Bullying is Harmful

...to the Bully

...to the Victim

...and to the



Bullying and teasing take place at school, at the job site, and at every level of society.  It wears many disguises.  Often, it starts with teasing.

Where does the teasing start?  Does it begin with harmless teasing in the home?  The kind that is intended as a light-hearted correction to draw attention to a behavior or mannerism because it seems a better way than a direct discussion of the problem.

Victims live in fear.  Often, they endure the suffering in silence.  They don't know how to make it stop.

To be on the receiving end isn't fun!  Teasing may contribute to the onset of learning difficulties at school.

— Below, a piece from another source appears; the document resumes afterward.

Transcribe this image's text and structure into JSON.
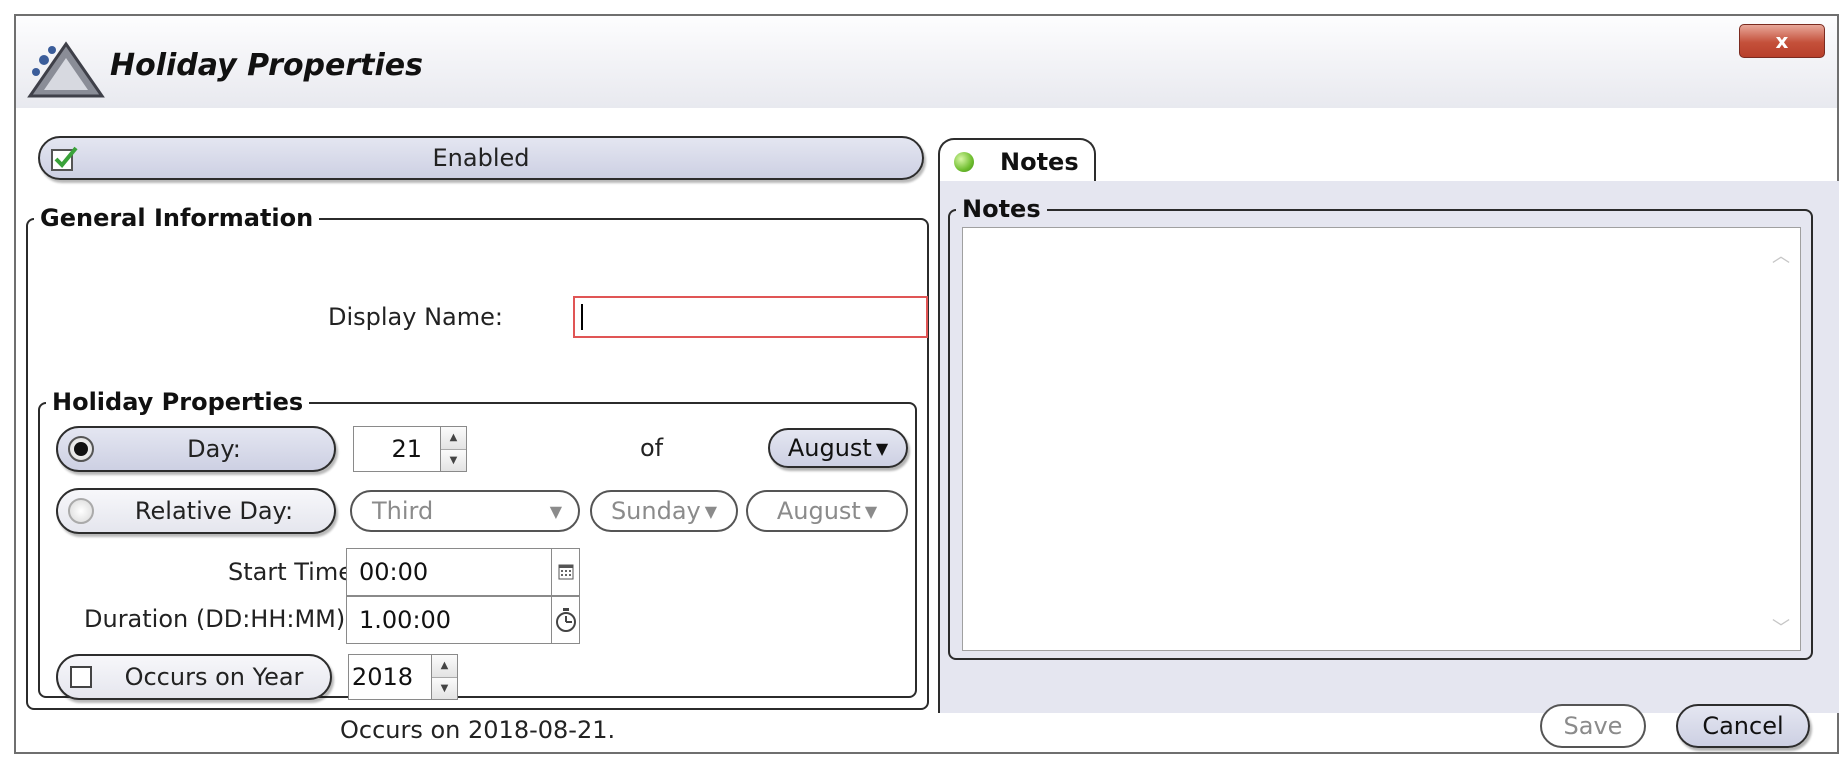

Watching your child struggle in school is a gut-wrenching experience.  Helping your child learn should be filled with love and free of stress.

Self-confidence and self-esteem are lower in children who struggle.  These children worry about being teased for their lack of success. 

They worry about being laughed at

for giving the wrong answer.


Soon ... they send out non-verbal cues that indicate a lack of confidence ... and a fear of teasing.  Bullies pick up on this behavior and seem to resolve to capitalize on it.

Some children isolate and withdraw from the group because they feel they no longer fit in with any group.  

Many parents are at a loss to find appropriate ways to help their children overcome school realities.  They recognize the behaviors ... but don't know how to help their child fix it ... effectively.

A child who doesn't know how to handle teasing is at a disadvantage.

How well your child knows how to handle teasing determines how long it lasts ... if and when it begins.

A child who suddenly stops liking school ... who becomes sullen ... and who takes out frustration on younger siblings ... may be giving signals that tease-proofing is in order.

Teasing events are part and parcel of school experience.  Many believe that, because of it, tease-proofing should come from the teacher and the school.

Should it?

If you think so ... consider this ...

Teacher intervention or protection may have counter-productive results.  It may result in resentfulness and aggression among the other children in the class.  It announces to those who were unaware to take note.  The situation escalates.

The request from the teacher TO BE NICE seems to mark the child.  It seems to set up the child for even more rejection or ridicule.  It gives them more fodder to increase the frequency of attacks.

Regardless, children need to be taught how to handle teasing or harassment.  We know that children who can handle teasing show it ... in their body language.

Here's a tip that may work for you and your child.

To deflect teasing ... teach your child to put on a cool look.  Practice it to the point where it can be sustained for the duration of a teasing incident.

At the end of the tease, teach your child to say, "Thanks for sharing that with me!" ... and to grin while saying it.

Teach your child to turn on the last word ... and to walk away with resolve... without looking back at the teasing child.

Children who are teased often tattle to the teacher and to the parent.  When they do that, they are looking at others to solve their problems for them.

How responsible is that?

Once taught how to handle teasing, parents need to reinforce where the responsibility lies!

When your child tattles, simply say to your child, "How sad you let him get away with it ... that you didn't take responsibility to let the teaser know his tease had no effect on you.  Or ... are you going to use your skill?  It's your choice, but tattling to me is no longer a choice."

We dont have to wait for teachers to tease-proof our children.

Parents can do it, too ... at home!

Isn't it a gift to both ... parent and child ... to send kids into the world tease-proofed?

Bullying and teasing aren't about anger.  They're about contempt.  They are powerful feelings of dislike toward someone considered worthless ... inferior ... or undeserving of respect.

Bullying and teasing come with a sense of entitlement ... a right to hurt others ... a right to control others ... and a freedom to exclude, bar, isolate, and segregate others.

Everyone has the right to be respected along with the responsibility to respect others.

Who best to teach that to your children than you ... the parent?